Their thoughtful questions have pushed me to find words to express what I believe as I've searched for simple answers to give inquisitive minds whose bodies have carried them away onto the next adventure before I've had a chance to answer.
Their ability to forgive quickly and embrace me with little arms and hopeful hearts and eyes have renewed my commitment daily to grow up to become more like them.
The list grows hourly, daily.
But back to Walter and Ethel. They had no children keeping them up at night with illness or requests for bedtime stories and drinks that they needed to chase the monsters away from under their beds.
Their budget wouldn't be stretched to allow for cloths and shoes that were worn out and outgrown before there was money there to replace them.

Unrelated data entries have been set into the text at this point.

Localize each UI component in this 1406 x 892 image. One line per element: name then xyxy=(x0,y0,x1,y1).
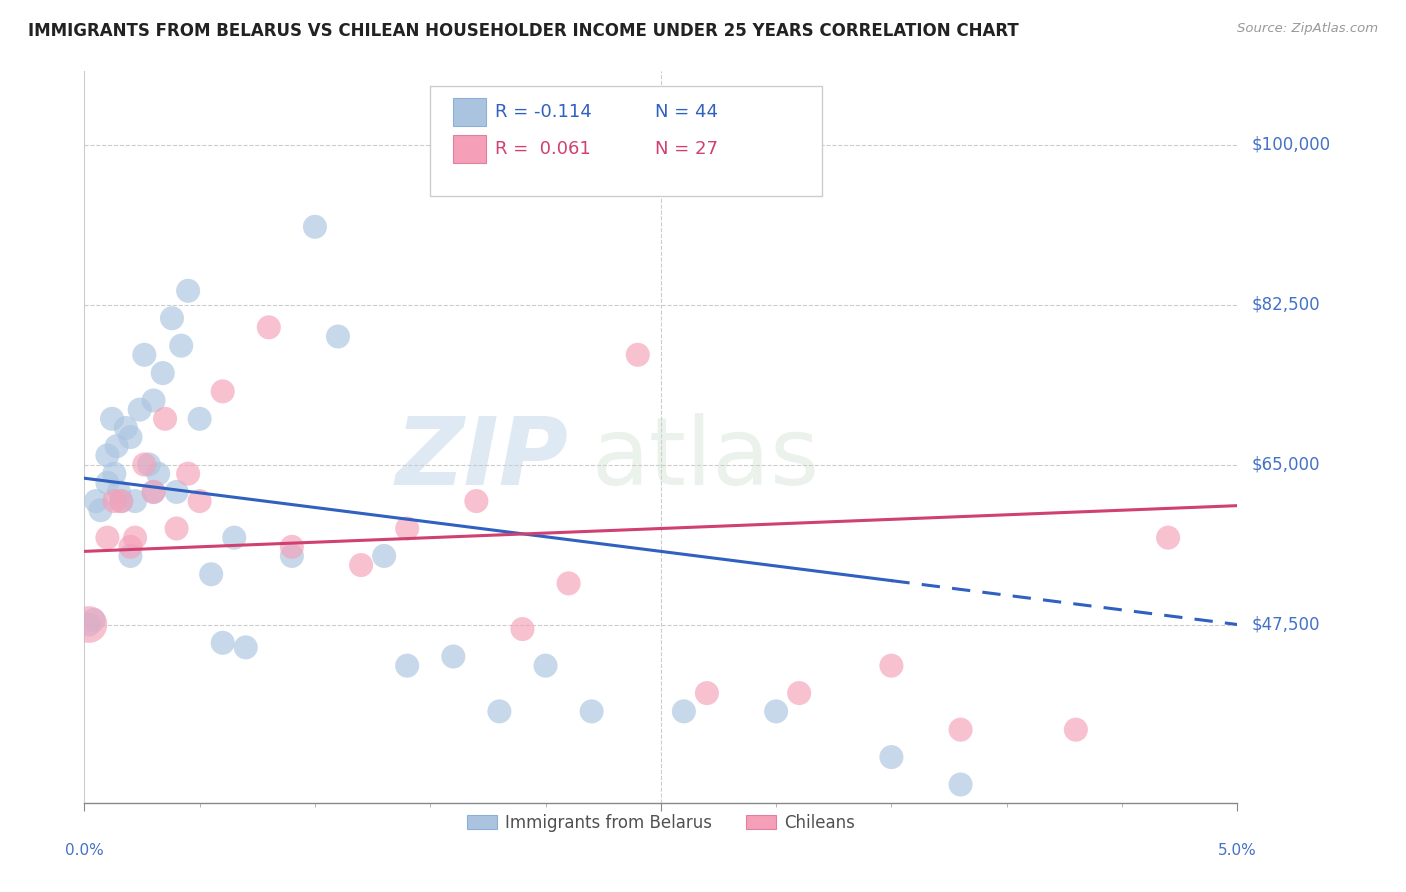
Point xyxy=(124,531,146,545)
Text: atlas: atlas xyxy=(592,413,820,505)
Point xyxy=(138,458,160,472)
Point xyxy=(134,348,156,362)
Point xyxy=(89,503,111,517)
Point xyxy=(170,338,193,352)
Point xyxy=(1064,723,1087,737)
Point xyxy=(512,622,534,636)
Text: IMMIGRANTS FROM BELARUS VS CHILEAN HOUSEHOLDER INCOME UNDER 25 YEARS CORRELATION: IMMIGRANTS FROM BELARUS VS CHILEAN HOUSE… xyxy=(28,22,1019,40)
Point xyxy=(396,658,419,673)
Point xyxy=(281,549,304,563)
Point xyxy=(83,613,105,627)
Point xyxy=(326,329,349,343)
Point xyxy=(188,411,211,425)
Point xyxy=(581,704,603,718)
Point xyxy=(765,704,787,718)
Point xyxy=(441,649,464,664)
Point xyxy=(110,494,132,508)
Text: Source: ZipAtlas.com: Source: ZipAtlas.com xyxy=(1237,22,1378,36)
Point xyxy=(557,576,579,591)
Text: $47,500: $47,500 xyxy=(1251,615,1320,633)
Point xyxy=(211,636,233,650)
Point xyxy=(160,311,183,326)
Text: ZIP: ZIP xyxy=(395,413,568,505)
Point xyxy=(108,484,131,499)
Point xyxy=(120,540,142,554)
Point xyxy=(949,777,972,792)
Point xyxy=(1157,531,1180,545)
Point xyxy=(96,448,118,462)
Point xyxy=(77,617,100,632)
Point xyxy=(235,640,257,655)
Point xyxy=(134,458,156,472)
Text: 0.0%: 0.0% xyxy=(65,843,104,858)
Point xyxy=(672,704,695,718)
Point xyxy=(120,430,142,444)
Point xyxy=(396,521,419,535)
Point xyxy=(146,467,169,481)
Point xyxy=(534,658,557,673)
Point xyxy=(281,540,304,554)
Point xyxy=(103,494,125,508)
Point xyxy=(257,320,280,334)
Point xyxy=(120,549,142,563)
Text: N = 44: N = 44 xyxy=(655,103,718,121)
Point xyxy=(304,219,326,234)
Point xyxy=(177,284,200,298)
Point xyxy=(77,617,100,632)
Point xyxy=(101,411,124,425)
Point xyxy=(103,467,125,481)
Text: R = -0.114: R = -0.114 xyxy=(495,103,592,121)
Point xyxy=(142,484,165,499)
Text: R =  0.061: R = 0.061 xyxy=(495,140,591,158)
FancyBboxPatch shape xyxy=(453,135,485,163)
Point xyxy=(200,567,222,582)
FancyBboxPatch shape xyxy=(430,86,823,195)
Point xyxy=(96,531,118,545)
Point xyxy=(488,704,510,718)
Point xyxy=(153,411,176,425)
Point xyxy=(142,484,165,499)
Point xyxy=(211,384,233,399)
FancyBboxPatch shape xyxy=(453,98,485,127)
Point xyxy=(373,549,395,563)
Point xyxy=(166,484,188,499)
Point xyxy=(177,467,200,481)
Point xyxy=(115,421,138,435)
Point xyxy=(224,531,246,545)
Point xyxy=(188,494,211,508)
Text: $65,000: $65,000 xyxy=(1251,456,1320,474)
Text: N = 27: N = 27 xyxy=(655,140,718,158)
Text: 5.0%: 5.0% xyxy=(1218,843,1257,858)
Point xyxy=(110,494,132,508)
Point xyxy=(880,658,903,673)
Point xyxy=(627,348,650,362)
Text: $82,500: $82,500 xyxy=(1251,295,1320,313)
Point xyxy=(142,393,165,408)
Point xyxy=(880,750,903,764)
Point xyxy=(949,723,972,737)
Point xyxy=(350,558,373,573)
Point xyxy=(124,494,146,508)
Legend: Immigrants from Belarus, Chileans: Immigrants from Belarus, Chileans xyxy=(460,807,862,838)
Point xyxy=(84,494,107,508)
Point xyxy=(128,402,150,417)
Point xyxy=(166,521,188,535)
Point xyxy=(696,686,718,700)
Point xyxy=(105,439,128,453)
Text: $100,000: $100,000 xyxy=(1251,136,1330,153)
Point xyxy=(787,686,810,700)
Point xyxy=(152,366,174,380)
Point xyxy=(96,475,118,490)
Point xyxy=(465,494,488,508)
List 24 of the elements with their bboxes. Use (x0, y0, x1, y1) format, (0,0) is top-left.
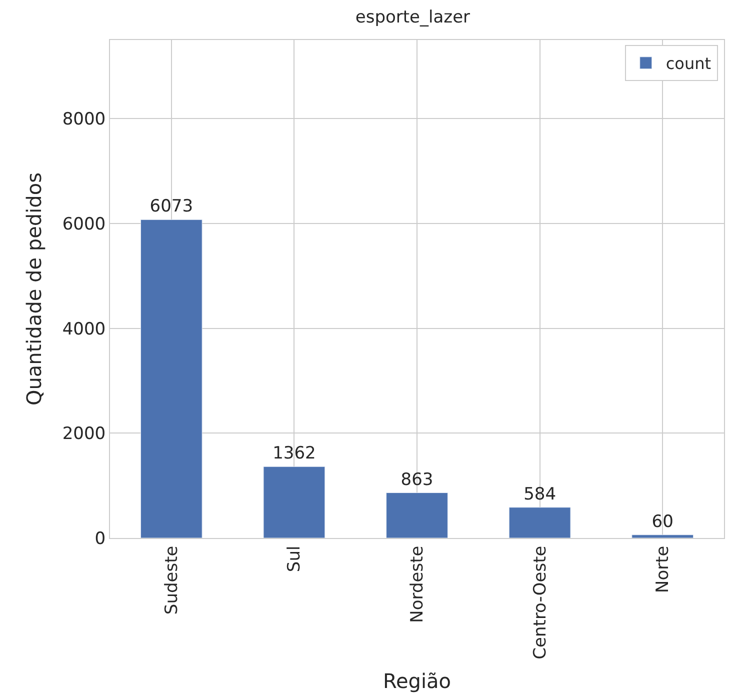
data-label: 6073 (150, 196, 194, 217)
y-tick-label: 4000 (62, 319, 106, 340)
bar (263, 466, 326, 538)
data-label: 584 (524, 484, 556, 504)
x-tick-label: Nordeste (408, 546, 428, 623)
x-tick-label: Sudeste (162, 546, 182, 615)
y-tick-label: 8000 (62, 110, 106, 130)
y-axis-title: Quantidade de pedidos (22, 172, 46, 406)
x-tick-label: Sul (284, 546, 305, 572)
bar (508, 507, 571, 538)
data-label: 863 (400, 470, 434, 490)
x-tick-label: Centro-Oeste (530, 546, 550, 660)
legend-label: count (666, 54, 711, 74)
y-tick-label: 2000 (62, 424, 106, 444)
bar (140, 219, 202, 538)
x-tick-label: Norte (653, 546, 674, 594)
bar (386, 492, 448, 538)
x-axis-title: Região (382, 668, 452, 693)
data-label: 60 (652, 512, 674, 532)
data-label: 1362 (272, 444, 316, 464)
y-tick-label: 0 (94, 528, 106, 549)
chart-title: esporte_lazer (355, 7, 470, 28)
y-tick-label: 6000 (62, 214, 106, 234)
bar (632, 534, 694, 538)
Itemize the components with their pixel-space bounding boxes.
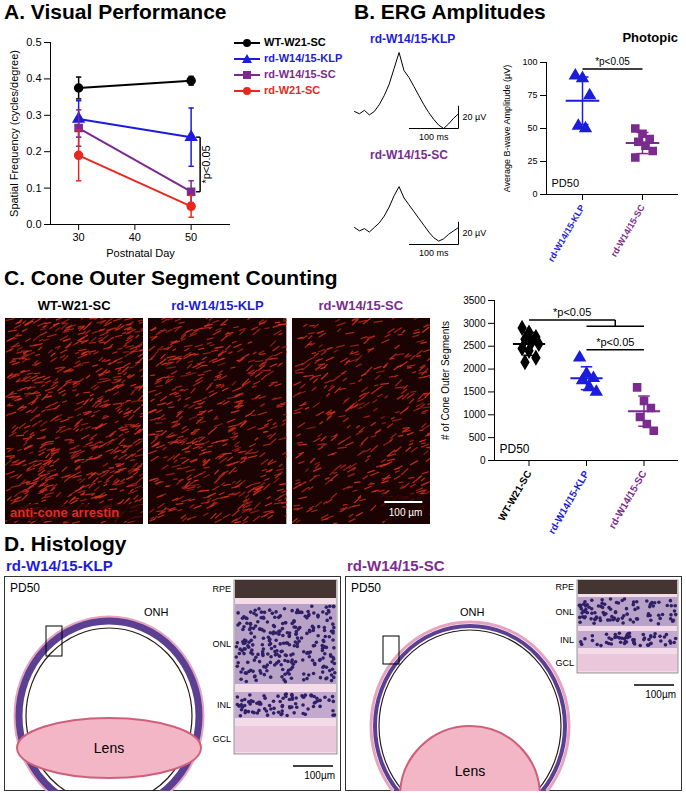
html-text:WT-W21-SC: WT-W21-SC xyxy=(261,36,326,48)
svg-text:100µm: 100µm xyxy=(304,770,335,781)
html-text:D. Histology: D. Histology xyxy=(4,532,127,555)
svg-text:PD50: PD50 xyxy=(500,442,530,456)
svg-text:0.5: 0.5 xyxy=(26,36,41,48)
svg-text:rd-W14/15-SC: rd-W14/15-SC xyxy=(606,469,648,531)
svg-text:ONH: ONH xyxy=(144,606,169,618)
svg-text:30: 30 xyxy=(73,231,85,243)
svg-text:0.2: 0.2 xyxy=(26,145,41,157)
html-text:Photopic: Photopic xyxy=(622,30,678,45)
svg-text:INL: INL xyxy=(560,635,574,645)
html-text:rd-W21-SC: rd-W21-SC xyxy=(261,84,321,96)
svg-text:INL: INL xyxy=(217,700,231,710)
svg-text:0.3: 0.3 xyxy=(26,109,41,121)
svg-text:PD50: PD50 xyxy=(10,581,40,595)
svg-text:anti-cone arrestin: anti-cone arrestin xyxy=(10,505,119,520)
svg-text:GCL: GCL xyxy=(555,658,574,668)
svg-text:RPE: RPE xyxy=(212,584,231,594)
html-text:rd-W14/15-KLP: rd-W14/15-KLP xyxy=(171,298,264,313)
svg-text:# of Cone Outer Segments: # of Cone Outer Segments xyxy=(440,321,451,440)
html-text:rd-W14/15-KLP: rd-W14/15-KLP xyxy=(261,52,343,64)
svg-text:1000: 1000 xyxy=(463,409,486,420)
html-text:rd-W14/15-KLP: rd-W14/15-KLP xyxy=(370,32,456,46)
svg-text:50: 50 xyxy=(185,231,197,243)
svg-text:ONL: ONL xyxy=(212,639,231,649)
svg-text:*p<0.05: *p<0.05 xyxy=(553,306,591,318)
svg-text:0: 0 xyxy=(532,189,537,199)
html-text:rd-W14/15-KLP: rd-W14/15-KLP xyxy=(6,557,113,574)
svg-text:3500: 3500 xyxy=(463,295,486,306)
svg-text:100 µm: 100 µm xyxy=(388,507,422,518)
svg-text:100 ms: 100 ms xyxy=(419,248,449,258)
svg-text:Spatial Frequency (cycles/degr: Spatial Frequency (cycles/degree) xyxy=(8,50,20,217)
svg-text:500: 500 xyxy=(469,432,486,443)
svg-text:Lens: Lens xyxy=(455,763,485,779)
svg-text:1500: 1500 xyxy=(463,386,486,397)
svg-text:*p<0.05: *p<0.05 xyxy=(596,336,634,348)
svg-text:rd-W14/15-SC: rd-W14/15-SC xyxy=(609,203,647,259)
svg-text:rd-W14/15-KLP: rd-W14/15-KLP xyxy=(546,203,587,263)
svg-text:Lens: Lens xyxy=(94,740,124,756)
svg-text:3000: 3000 xyxy=(463,318,486,329)
svg-text:100µm: 100µm xyxy=(645,689,676,700)
svg-text:40: 40 xyxy=(129,231,141,243)
svg-text:rd-W14/15-KLP: rd-W14/15-KLP xyxy=(546,468,591,535)
svg-text:50: 50 xyxy=(527,123,537,133)
html-text:rd-W14/15-SC: rd-W14/15-SC xyxy=(347,557,445,574)
html-text:B. ERG Amplitudes: B. ERG Amplitudes xyxy=(354,0,546,23)
svg-text:75: 75 xyxy=(527,90,537,100)
html-text:rd-W14/15-SC: rd-W14/15-SC xyxy=(261,68,336,80)
svg-text:25: 25 xyxy=(527,156,537,166)
svg-text:*p<0.05: *p<0.05 xyxy=(595,56,630,67)
svg-text:PD50: PD50 xyxy=(351,581,381,595)
svg-text:RPE: RPE xyxy=(555,582,574,592)
svg-text:20 µV: 20 µV xyxy=(463,228,487,238)
svg-text:0.1: 0.1 xyxy=(26,182,41,194)
html-text:C. Cone Outer Segment Counting: C. Cone Outer Segment Counting xyxy=(4,266,338,289)
svg-text:2500: 2500 xyxy=(463,340,486,351)
html-text:rd-W14/15-SC: rd-W14/15-SC xyxy=(370,148,448,162)
html-text:WT-W21-SC: WT-W21-SC xyxy=(37,298,111,313)
svg-text:WT-W21-SC: WT-W21-SC xyxy=(496,469,534,523)
svg-text:*p<0.05: *p<0.05 xyxy=(200,145,212,183)
svg-text:PD50: PD50 xyxy=(552,177,580,189)
svg-text:2000: 2000 xyxy=(463,363,486,374)
html-text:rd-W14/15-SC: rd-W14/15-SC xyxy=(318,298,404,313)
svg-text:ONL: ONL xyxy=(555,607,574,617)
svg-text:Average B-wave Amplitude (µV): Average B-wave Amplitude (µV) xyxy=(502,65,512,193)
svg-text:ONH: ONH xyxy=(460,606,485,618)
html-text:A. Visual Performance: A. Visual Performance xyxy=(4,0,227,23)
svg-text:100: 100 xyxy=(522,57,537,67)
svg-text:0: 0 xyxy=(480,455,486,466)
svg-text:Postnatal Day: Postnatal Day xyxy=(106,247,175,259)
svg-text:20 µV: 20 µV xyxy=(463,112,487,122)
svg-text:0.4: 0.4 xyxy=(26,72,41,84)
svg-text:0.0: 0.0 xyxy=(26,218,41,230)
svg-text:GCL: GCL xyxy=(212,734,231,744)
svg-text:100 ms: 100 ms xyxy=(419,132,449,142)
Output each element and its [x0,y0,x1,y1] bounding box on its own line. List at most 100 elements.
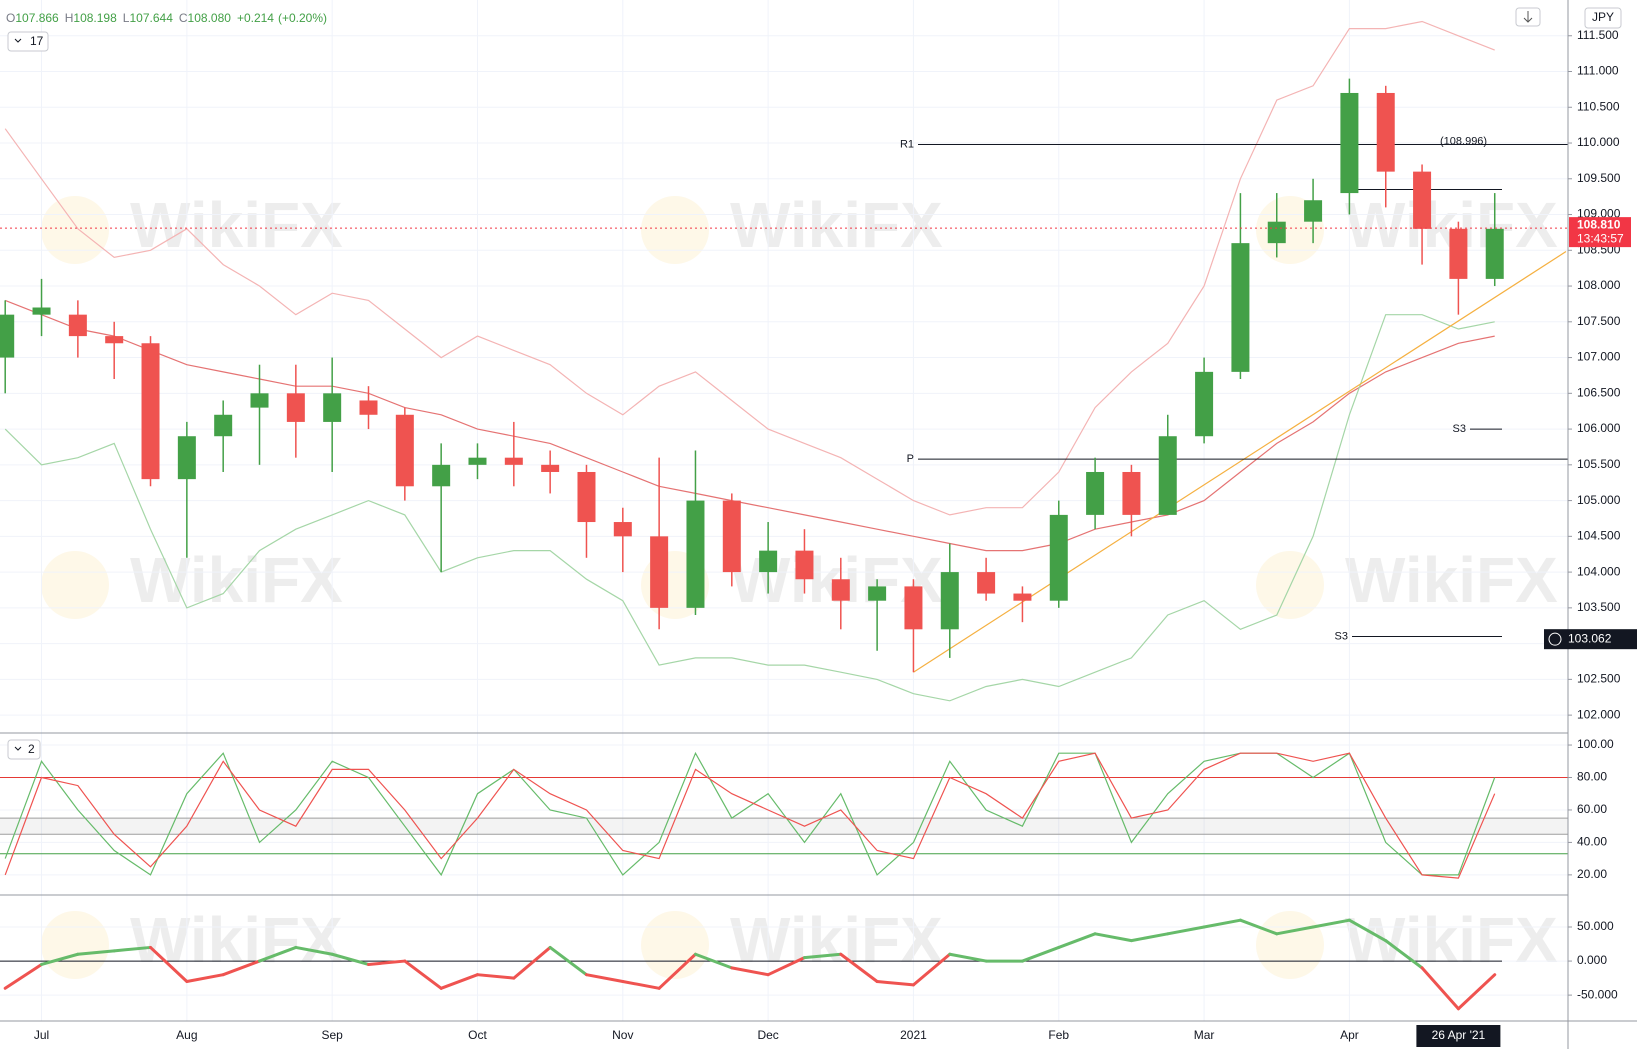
candle-body [250,393,269,408]
candle-body [795,550,814,580]
currency-box[interactable] [1584,7,1622,29]
candle-body [1413,171,1432,229]
y-tick-label: 110.500 [1577,99,1620,113]
candle-body [323,393,342,422]
oscillator-segment [1202,918,1242,929]
change: +0.214 [237,11,274,25]
oscillator-segment [1166,925,1206,936]
x-tick-label: Nov [612,1028,633,1042]
oscillator-segment [1238,918,1279,936]
candle-body [0,314,15,358]
candle-body [977,572,996,594]
watermark: WikiFX [1345,904,1558,976]
candle-body [1049,514,1068,601]
oscillator-segment [475,973,516,980]
y-tick-label: 102.500 [1577,672,1621,686]
pane-dropdown[interactable] [7,31,49,52]
down-icon [1523,11,1533,23]
ohlc-value: 107.866 [15,11,59,25]
candle-body [1086,471,1105,515]
candle-body [541,464,560,472]
y-tick-label: 109.500 [1577,171,1621,185]
watermark: WikiFX [1345,544,1558,616]
x-tick-label: Aug [176,1028,197,1042]
y-tick-label: 100.00 [1577,737,1614,751]
y-tick-label: 107.500 [1577,314,1621,328]
watermark: WikiFX [730,189,943,261]
candle-body [759,550,778,573]
currency: JPY [1592,10,1614,24]
oscillator-segment [185,973,225,983]
y-tick-label: -50.000 [1577,987,1618,1001]
oscillator-segment [3,962,44,990]
pane-dropdown[interactable] [7,739,41,760]
crosshair-plus[interactable] [1548,632,1562,646]
oscillator-segment [1347,918,1388,943]
candle-body [577,471,596,523]
y-tick-label: 106.000 [1577,421,1621,435]
candle-body [1013,593,1032,601]
last-price: 108.810 [1577,217,1621,231]
pivot-label: S3 [1335,630,1348,642]
x-tick-label: Sep [321,1028,343,1042]
candle-body [214,414,233,437]
oscillator-segment [1311,918,1351,929]
candle-body [1158,436,1177,515]
oscillator-segment [76,949,116,956]
watermark-logo [41,911,109,979]
oscillator-segment [221,959,262,977]
candle-body [468,457,487,465]
candle-body [286,393,305,422]
ohlc-label: L [123,11,130,25]
y-tick-label: 104.500 [1577,529,1621,543]
oscillator-segment [149,945,189,983]
indicator-line [4,299,1495,552]
candle-body [940,572,959,630]
watermark-logo [41,196,109,264]
oscillator-segment [1093,932,1133,943]
ohlc-value: 107.644 [129,11,173,25]
watermark-logo [641,911,709,979]
plot: R1PPS3S3(108.996) [0,20,1568,1011]
pivot-label: R1 [900,138,914,150]
candle-body [177,436,196,480]
oscillator-segment [948,952,988,963]
candle-body [359,400,378,415]
oscillator-segment [1275,925,1315,936]
oscillator-segment [1420,966,1460,1011]
indicator-line [4,752,1496,879]
candle-body [1122,471,1141,515]
pane-control: 17 [30,34,44,48]
change-percent: (+0.20%) [278,11,327,25]
pane-control: 2 [28,742,35,756]
crosshair-badge [1544,629,1637,650]
date-highlight [1416,1025,1501,1047]
y-tick-label: 20.00 [1577,867,1607,881]
level-note: (108.996) [1440,135,1487,147]
oscillator-segment [367,959,407,966]
oscillator-segment [403,959,443,990]
oscillator-segment [657,952,697,990]
x-tick-label: Mar [1194,1028,1215,1042]
oscillator-segment [584,973,625,983]
candle-body [432,464,451,487]
oscillator-segment [258,945,298,963]
ohlc-value: 108.080 [188,11,232,25]
oscillator-segment [512,945,552,980]
candle-body [904,586,923,630]
chevron [14,746,22,751]
y-tick-label: 50.000 [1577,919,1614,933]
watermark: WikiFX [130,544,343,616]
y-tick-label: 110.000 [1577,135,1620,149]
candle-body [1340,92,1359,194]
x-tick-label: Apr [1340,1028,1359,1042]
oscillator-segment [621,979,661,990]
oscillator-segment [439,973,479,990]
oscillator-segment [839,952,879,983]
oscillator-segment [911,952,952,987]
watermark-logo [1256,911,1324,979]
grid [0,0,1568,1021]
oscillator-segment [548,945,588,977]
candle-body [650,536,669,608]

Dinnertime would be quiet and civil. No food fights, battles over elbows on the table, or squabbles as siblings got annoyed with each other's table manners.
Small things that some people complain about.
Did they long for those experiences? When they listened to their friends and relatives' tales would their hearts ache? Or did they find a way to make a difference in other childrens' lives? Walter saw children every day at school. Ethel, probably not.
There's more to think about, and a lot more to say. But that's between me and my Maker. It's time to take a moment to reflect on the blessings and the challenges of having a quiver full of children, and what some people would do to change places with me.
I've been catching myself wondering about the different paths I could have chosen. I could have danced, pursued my artwork, traveled, stayed single.
But I chose differently. I don't remember having any expectations of how it would all turn out. Like Walter and Ethel, I went on auto pilot and lived what was right in front of me as I experienced the challenges, frustrations an indescribable joy of a miraculous life that is still unfolding.
It's human to have expectations. We can try not to but we all have some. The joy in life for me, the stuff stories are made of, is seeing who I am and what I do when the journey takes on a life of its own.